Liputan6.com, Jakarta - Penggunaan ganja medis dinilai cukup aman apabila untuk mengobati suatu jenis penyakit tertentu. Hal tersebut disampaikan ahli obat-obatan dari Imperial College London di Inggris, David Nutt.
"Ganja medis tidak hanya digunakan secara luas, tetapi juga aman," ujar Nutt sebagaimana disampaikan ulang oleh penerjemah Miki Salman dalam sidang uji materi UU Nomor 35/2009 tentang Narkotika yang digelar Mahkamah Konstitusi (MK), Senin (30/8/2021) dilansir Antara.
Advertisement
Menurut dia, ada cukup banyak negara yang sudah memanfaatkan ganja medis untuk kebutuhan pelayanan kesehatan dan diatur dalam regulasinya.
Negara-negara itu seperti Jerman, Italia, Belanda, Amerika Serikat, Kanada, Israel, dan Australia.
"Ganja medis memiliki sifat unik dan dokter spesialis di Inggris juga diizinkan untuk memberikan resep tersebut," kata Nutt.
Dijelaskan Nutt, zat tetrahidrokanabinol (THC) maupun kanabidiol (CBD) yang terkandung dalam ganja medis bermanfaat dalam penanganan pasien anak yang menderita epilepsi hingga neuropati.
Data Pasien
Nutt lantas memaparkan data statistik dan penelitian dari penanganan pasien penyakit epilepsi hingga neuropati.

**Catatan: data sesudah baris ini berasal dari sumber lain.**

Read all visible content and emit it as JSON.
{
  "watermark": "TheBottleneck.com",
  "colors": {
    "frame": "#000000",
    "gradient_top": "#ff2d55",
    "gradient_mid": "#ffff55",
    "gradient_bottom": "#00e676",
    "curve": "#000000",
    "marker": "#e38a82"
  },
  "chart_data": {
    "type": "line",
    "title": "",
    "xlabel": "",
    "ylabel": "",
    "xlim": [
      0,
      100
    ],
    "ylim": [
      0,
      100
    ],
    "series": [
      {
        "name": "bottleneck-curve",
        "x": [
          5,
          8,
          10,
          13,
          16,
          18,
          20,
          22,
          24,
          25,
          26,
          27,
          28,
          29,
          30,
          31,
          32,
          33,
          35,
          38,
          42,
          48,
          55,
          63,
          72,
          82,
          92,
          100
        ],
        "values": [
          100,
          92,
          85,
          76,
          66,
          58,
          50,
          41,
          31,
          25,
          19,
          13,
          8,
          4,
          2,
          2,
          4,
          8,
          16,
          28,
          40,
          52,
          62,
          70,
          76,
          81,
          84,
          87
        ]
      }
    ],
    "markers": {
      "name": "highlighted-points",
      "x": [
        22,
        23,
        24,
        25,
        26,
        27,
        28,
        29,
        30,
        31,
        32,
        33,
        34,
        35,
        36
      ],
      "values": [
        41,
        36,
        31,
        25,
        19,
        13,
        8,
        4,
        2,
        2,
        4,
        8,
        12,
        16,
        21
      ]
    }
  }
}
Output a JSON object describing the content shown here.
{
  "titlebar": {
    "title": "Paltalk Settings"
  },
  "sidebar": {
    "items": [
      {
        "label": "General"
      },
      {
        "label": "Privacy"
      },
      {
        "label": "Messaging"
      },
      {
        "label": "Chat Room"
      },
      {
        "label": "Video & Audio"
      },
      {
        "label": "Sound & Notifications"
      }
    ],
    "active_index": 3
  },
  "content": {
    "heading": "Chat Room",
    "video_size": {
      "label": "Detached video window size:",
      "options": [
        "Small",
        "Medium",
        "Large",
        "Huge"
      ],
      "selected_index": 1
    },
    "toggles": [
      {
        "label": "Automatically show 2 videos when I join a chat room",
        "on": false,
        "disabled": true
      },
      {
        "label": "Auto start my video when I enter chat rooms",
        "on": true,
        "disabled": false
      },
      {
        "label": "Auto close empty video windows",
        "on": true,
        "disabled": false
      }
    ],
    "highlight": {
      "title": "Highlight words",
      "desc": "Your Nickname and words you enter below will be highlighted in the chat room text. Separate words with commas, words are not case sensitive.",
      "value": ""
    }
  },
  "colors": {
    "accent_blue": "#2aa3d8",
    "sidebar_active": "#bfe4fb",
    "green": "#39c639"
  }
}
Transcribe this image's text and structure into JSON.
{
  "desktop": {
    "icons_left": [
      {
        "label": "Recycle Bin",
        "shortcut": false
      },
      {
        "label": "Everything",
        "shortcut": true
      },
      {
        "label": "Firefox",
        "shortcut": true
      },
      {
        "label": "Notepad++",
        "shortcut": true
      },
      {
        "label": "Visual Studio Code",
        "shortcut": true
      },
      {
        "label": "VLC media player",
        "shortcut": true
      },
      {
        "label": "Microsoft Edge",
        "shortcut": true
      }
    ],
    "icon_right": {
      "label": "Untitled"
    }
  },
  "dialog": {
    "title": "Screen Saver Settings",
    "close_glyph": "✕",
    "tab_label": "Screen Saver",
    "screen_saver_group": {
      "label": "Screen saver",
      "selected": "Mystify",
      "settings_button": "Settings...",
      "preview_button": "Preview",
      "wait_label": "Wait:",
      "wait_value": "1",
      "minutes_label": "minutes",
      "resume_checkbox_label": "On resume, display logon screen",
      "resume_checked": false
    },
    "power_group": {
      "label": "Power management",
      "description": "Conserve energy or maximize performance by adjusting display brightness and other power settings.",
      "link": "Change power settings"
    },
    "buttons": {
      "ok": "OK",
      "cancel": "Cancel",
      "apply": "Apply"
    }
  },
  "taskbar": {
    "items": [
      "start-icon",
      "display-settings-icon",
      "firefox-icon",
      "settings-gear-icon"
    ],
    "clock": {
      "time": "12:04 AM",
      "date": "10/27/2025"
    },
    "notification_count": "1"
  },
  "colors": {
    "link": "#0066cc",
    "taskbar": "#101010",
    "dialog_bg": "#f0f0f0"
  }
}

Hasilnya menunjukkan bahwa perawatan ganja medis memberikan efek yang lebih baik dibandingkan penggunaan obat-obatan konvensional lainnya.
"Saya berusaha menunjukkan bahwa di Inggris ada bukti sangat kuat terkait efektivitas ganja medis dan ada banyak sekali bukti yang membuat zat ini dikategorisasi ulang karena memiliki sifat-sifat khasiat medis yang unik," papar Nutt.
Ia hadir sebagai ahli yang dihadirkan pemohon bersama dengan dua ahli lainnya dalam sidang tersebut, yakni Dekan Fakultas Hukum Unika Atma Jaya Jakarta Asmin Fransiska serta guru besar kimia bahan alam Universitas Syiah Kuala di Banda Aceh Musri Usman.
Pemohon uji materi penjelasan pasal 6 ayat (1) huruf a dan pasal 8 ayat (1) UU Nomor 35/2009 tentang Narkotika terhadap UUD 1945 adalah Dwi Pertiwi, Santi Warastuti, Nafiah Murhayanti, Perkumpulan Rumah Cemara, Institute for Criminal Justice Reform (ICJR), dan Perkumpulan Lembaga Bantuan Hukum Masyarakat atau Lembaga Bantuan Hukum Masyarakat (LBHM).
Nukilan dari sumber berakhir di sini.